TORY plans to cut net immigration in the UK to less than 100,000 a year could cost Scotland £10 billion a year in the long term, the Finance Secretary has warned.

Derek Mackay hit out at Westminster’s commitment to reduce the overall number of people coming to the UK, saying that “the right-wing Brexit madness of the hardliners in the Conservative Party sets the immigration policies of this country”.

Figures earlier this year showed net migration to the UK from the European Union has fallen to the lowest level in nearly five years, with an estimated 90,000 more long-term EU migrants arriving in Britain than left in the 12 months to September 2017.

But an SNP-commissioned report on Scotland’s economy highlighted the need for the country to attract more workers as part of efforts to support an increasingly elderly population.

The Sustainable Growth Commission said an independent Scotland could have a new visa system, as well as a “Come to Scotland” package of incentives to attract people.

Mackay (pictured) said the commission had set the target for Scotland “to be the most talent-friendly country in the world”. Mackay spoke of the “enormous benefits to Scotland’s economy, demography and society that migration offers us”.

He added that a new system tailored to the country’s needs could “help realise those benefits”.

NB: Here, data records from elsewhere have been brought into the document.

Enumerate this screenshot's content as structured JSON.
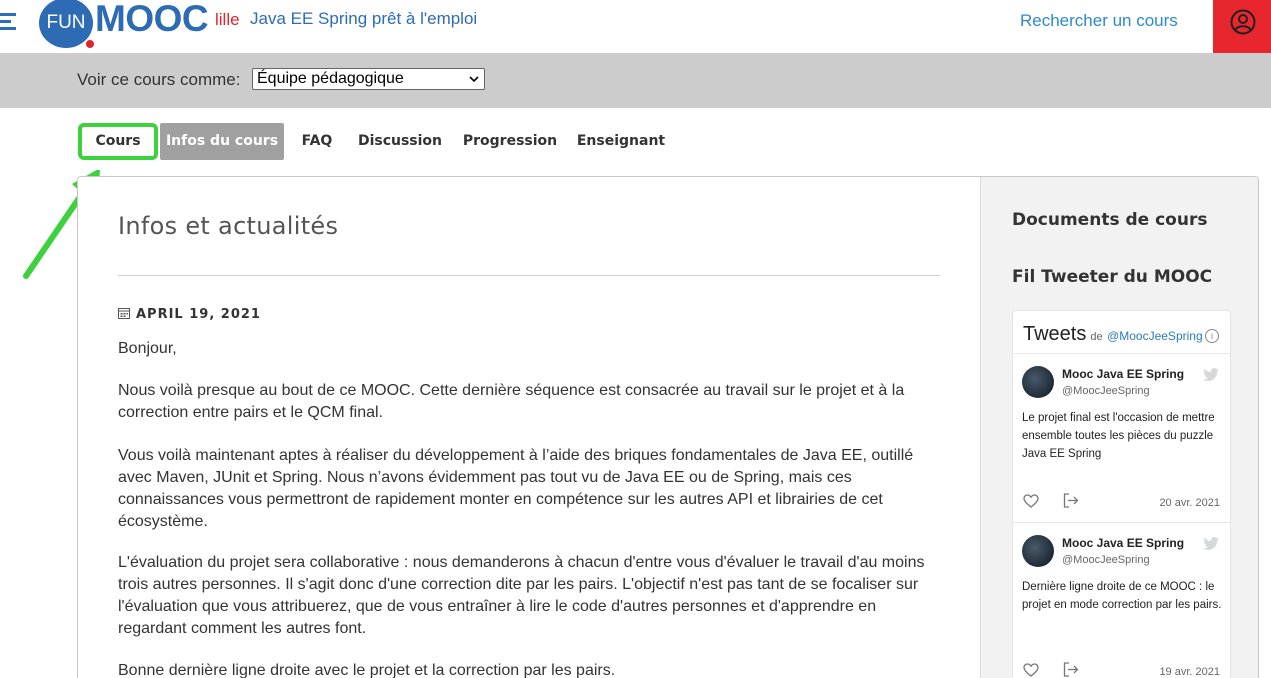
{
  "header": {
    "logo_fun": "FUN",
    "logo_mooc": "MOOC",
    "logo_lille": "lille",
    "course_title": "Java EE Spring prêt à l'emploi",
    "search_link": "Rechercher un cours"
  },
  "viewbar": {
    "label": "Voir ce cours comme:",
    "selected": "Équipe pédagogique"
  },
  "tabs": [
    {
      "label": "Cours"
    },
    {
      "label": "Infos du cours"
    },
    {
      "label": "FAQ"
    },
    {
      "label": "Discussion"
    },
    {
      "label": "Progression"
    },
    {
      "label": "Enseignant"
    }
  ],
  "main": {
    "title": "Infos et actualités",
    "date": "APRIL 19, 2021",
    "paragraphs": [
      "Bonjour,",
      "Nous voilà presque au bout de ce MOOC. Cette dernière séquence est consacrée au travail sur le projet et à la correction entre pairs et le QCM final.",
      "Vous voilà maintenant aptes à réaliser du développement à l’aide des briques fondamentales de Java EE, outillé avec Maven, JUnit et Spring. Nous n’avons évidemment pas tout vu de Java EE ou de Spring, mais ces connaissances vous permettront de rapidement monter en compétence sur les autres API et librairies de cet écosystème.",
      "L'évaluation du projet sera collaborative : nous demanderons à chacun d'entre vous d'évaluer le travail d'au moins trois autres personnes. Il s'agit donc d'une correction dite par les pairs. L'objectif n'est pas tant de se focaliser sur l'évaluation que vous attribuerez, que de vous entraîner à lire le code d'autres personnes et d'apprendre en regardant comment les autres font.",
      "Bonne dernière ligne droite avec le projet et la correction par les pairs."
    ]
  },
  "sidebar": {
    "documents_heading": "Documents de cours",
    "twitter_heading": "Fil Tweeter du MOOC",
    "widget": {
      "title": "Tweets",
      "by": "de",
      "handle": "@MoocJeeSpring",
      "info": "i"
    },
    "tweets": [
      {
        "name": "Mooc Java EE Spring",
        "handle": "@MoocJeeSpring",
        "text": "Le projet final est l'occasion de mettre ensemble toutes les pièces du puzzle Java EE Spring",
        "date": "20 avr. 2021"
      },
      {
        "name": "Mooc Java EE Spring",
        "handle": "@MoocJeeSpring",
        "text": "Dernière ligne droite de ce MOOC : le projet en mode correction par les pairs.",
        "date": "19 avr. 2021"
      }
    ]
  },
  "colors": {
    "brand_blue": "#2e6bb5",
    "brand_red": "#e0262d",
    "highlight_green": "#3dd13d",
    "active_tab": "#a0a0a0"
  }
}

SNP backbencher Ivan McKee pressed Mackay on the issue at Holyrood ahead of the “impending economic disaster” of Brexit.

“The damage to be inflicted on the UK and Scottish economies by the imminent chaotic Brexit cliff edge is well understood,” McKee said. Mackay told him: “I would absolutely agree with that.”

The Finance Secretary added: “A scenario where net migration in the UK was reduced to the tens of thousands, an aspiration of the Conservative Government, would mean Scotland would lose over £10 billion a year in GDP by 2040.”

Patrick Harvie, the Scottish Greens co-convener, pressed Mackay on the report as he said: “Everyone who has a shred of human decency wants to see an end to the hostile environment on immigration that has been deliberately cultivated by the UK Government.”

But Harvie asked if there was not a contradiction in the report between the general emphasis on “wanting Scotland to be an open and welcoming country and the proposal merely to reduce to £75,000, rather than abolish, the investment threshold for the issuing of visas?”.

He asked: “Surely we have a choice: we can be that open, welcoming country, or we can sell visas to the wealthy.”

Mackay said Harvie made “a fair point”. He replied: “It is not just about needing entrepreneurs and experts, although we absolutely need them; it is about wanting to be as welcoming a country as possible.

“That includes welcoming students and welcoming doctors, who are being denied access by the UK Government. It includes welcoming a host of people into our society and our country.”